Desclaimer: Bleach masih selalu punya om Kubo Tite, sumpah saya cuma minjem kok.
Rate: K+
Warning: sekuel, OOC, de el el
Genre: Family
Never Changed
.
.
Suasana pagi seperti apakah yang sebaiknya kugambarkan di sini? Ah, mungkin saja seperti cerita-cerita yang lain. Pagi yang cerah diwarnai dengan kicauan burung yang merdu. Tunggu... tidak ada seekorpun di sini. Oh, baiklah, mungkin suara desiran angin lembut yang membelai dahan-dahan pepohonan di halaman. Berhembus dari alam menyisir setiap jengkal perkotaan, juga sampai di sebuah kamar besar modern yang elegan. Seorang pria masih terlelap meski sang raja sudah bertahta tinggi di atas awan sana. Hanya warna oranye mencolok yang tampak menyebul dari balik selimut yang membungkusnya dengan penuh. Ia masih meringkuk nyaman, ditemani hembusan udara yang bertiup melalui jendela-jendela besar di sampingnya.
Blam
Debaman pelan terdengar dari arah pintu masuk. Selamat datang untuk seseorang yang kini sedang mengendap-endap masuk, diam-diam berjalan mendekati buruan. Sang Pria yang tengah meringkuk lah yang menjadi tujuan.
"Kau tidak bisa lolos sekarang." Lirihnya pelan, dan dipastikan tak terdengar oleh sang Korban, yang kini di samping kepalanya teracung sebuah senjata.
Kerjap
Kerjap
Ia terbangun karena gerakan pelan di ranjangnya akibat ulah sang Penyusup.
Klik!
Pelatuk tertarik.
Pria yang barusaja tertarik dari alam mimpinya itu mendelik terkejut melihat sebuah moncong senjata teracung di depannya.
"Hehehehe." Pemuda itu justru terkekeh melihat mangsanya menangkapbasah dirinya.

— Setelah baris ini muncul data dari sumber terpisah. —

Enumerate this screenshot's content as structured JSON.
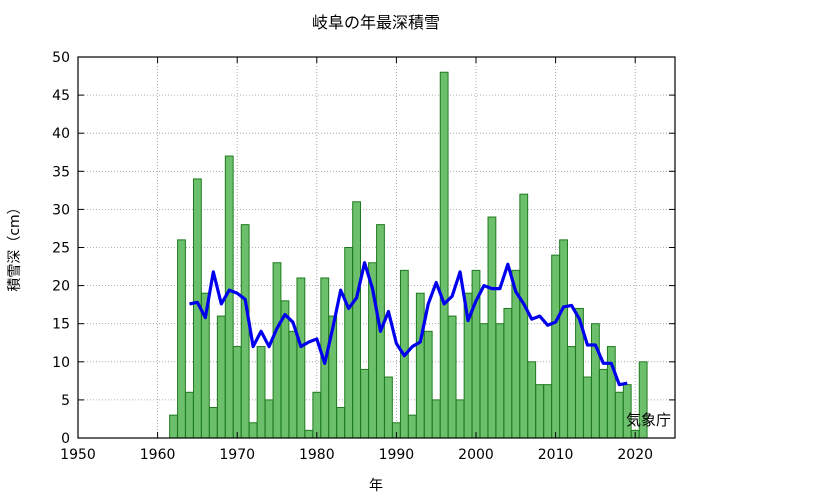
{
  "chart_data": {
    "type": "bar",
    "title": "岐阜の年最深積雪",
    "xlabel": "年",
    "ylabel": "積雪深（cm）",
    "credit": "気象庁",
    "xlim": [
      1950,
      2025
    ],
    "ylim": [
      0,
      50
    ],
    "xticks": [
      "1950",
      "1960",
      "1970",
      "1980",
      "1990",
      "2000",
      "2010",
      "2020"
    ],
    "yticks": [
      "0",
      "5",
      "10",
      "15",
      "20",
      "25",
      "30",
      "35",
      "40",
      "45",
      "50"
    ],
    "grid": true,
    "bar_color": "#6cc06c",
    "bar_edge_color": "#1e7a1e",
    "line_color": "#0000ee",
    "series": [
      {
        "kind": "bar",
        "years": [
          1962,
          1963,
          1964,
          1965,
          1966,
          1967,
          1968,
          1969,
          1970,
          1971,
          1972,
          1973,
          1974,
          1975,
          1976,
          1977,
          1978,
          1979,
          1980,
          1981,
          1982,
          1983,
          1984,
          1985,
          1986,
          1987,
          1988,
          1989,
          1990,
          1991,
          1992,
          1993,
          1994,
          1995,
          1996,
          1997,
          1998,
          1999,
          2000,
          2001,
          2002,
          2003,
          2004,
          2005,
          2006,
          2007,
          2008,
          2009,
          2010,
          2011,
          2012,
          2013,
          2014,
          2015,
          2016,
          2017,
          2018,
          2019,
          2020,
          2021
        ],
        "values": [
          3,
          26,
          6,
          34,
          19,
          4,
          16,
          37,
          12,
          28,
          2,
          12,
          5,
          23,
          18,
          14,
          21,
          1,
          6,
          21,
          16,
          4,
          25,
          31,
          9,
          23,
          28,
          8,
          2,
          22,
          3,
          19,
          14,
          5,
          48,
          16,
          5,
          19,
          22,
          15,
          29,
          15,
          17,
          22,
          32,
          10,
          7,
          7,
          24,
          26,
          12,
          17,
          8,
          15,
          9,
          12,
          6,
          7,
          1,
          10
        ]
      },
      {
        "kind": "line",
        "years": [
          1964,
          1965,
          1966,
          1967,
          1968,
          1969,
          1970,
          1971,
          1972,
          1973,
          1974,
          1975,
          1976,
          1977,
          1978,
          1979,
          1980,
          1981,
          1982,
          1983,
          1984,
          1985,
          1986,
          1987,
          1988,
          1989,
          1990,
          1991,
          1992,
          1993,
          1994,
          1995,
          1996,
          1997,
          1998,
          1999,
          2000,
          2001,
          2002,
          2003,
          2004,
          2005,
          2006,
          2007,
          2008,
          2009,
          2010,
          2011,
          2012,
          2013,
          2014,
          2015,
          2016,
          2017,
          2018,
          2019
        ],
        "values": [
          17.6,
          17.8,
          15.8,
          21.8,
          17.6,
          19.4,
          19.0,
          18.2,
          12.0,
          14.0,
          12.0,
          14.4,
          16.2,
          15.2,
          12.0,
          12.6,
          13.0,
          9.8,
          14.4,
          19.4,
          17.0,
          18.4,
          23.0,
          19.6,
          14.0,
          16.6,
          12.4,
          10.8,
          12.0,
          12.6,
          17.6,
          20.4,
          17.6,
          18.6,
          21.8,
          15.4,
          18.0,
          20.0,
          19.6,
          19.6,
          22.8,
          19.2,
          17.6,
          15.6,
          16.0,
          14.8,
          15.2,
          17.2,
          17.4,
          15.6,
          12.2,
          12.2,
          9.8,
          9.8,
          7.0,
          7.2
        ]
      }
    ]
  }
}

"Kau lagi!" Sebuah perempatan kecil tercetak jelas di keningnya. Ia lalu menyeringai dan menarik seseorang yang ada di dekatnya itu sampai jatuh ke dekapannya.
"Tou-saaaan!" Teriaknya jengkel saat lelaki itu menahan gerakannya.
"Siapa suruh kau macam-macam dengan Tou-san mu ini, hah?" Ia mengeratkan pelukannya, pada seorang bocah lelaki yang memanggilnya 'tou-san'.
"Ini sudah siang, tou-san! Kenapa tou-san belum bangun juga?"
"Siapa yang meminjamimu?"
"Nani?"
"Senjata ini." Ichigo, nama pria itu, mengambil sebuah pistol yang ada di tangan anaknya.
"Paman Gin."
Hening.
Tatap.
"RUKIA! GIN! AWAS KALIAN!"
Bukan lelucon. Bukan. Tapi bocah yang ada di sampingnya malah ganti terkekeh melihat ayahnya merasa kesal.
"Kenapa kau tersenyum?"
"Ayah lucu saat marah." Jawabnya dan melanjutkan tawa yang tertunda.
"Hn? Kau pikir ini lucu? Lucu ya?" Ichigo berusaha mengintimidasi anaknya, yang tentu saja hanya sebuah candaan.
"Tou-san, ampun! Jangan- hahahaha.. tou-san!" Well, kini bocah berusia enam tahun itu tak lagi tertawa karena kelucuan ayahnya, tapi karena kedua tangah ayahnya itu sedang jahil menggelitikinya. Ia meronta, berusaha leoas dari dekapan tangan kiri ayahnya.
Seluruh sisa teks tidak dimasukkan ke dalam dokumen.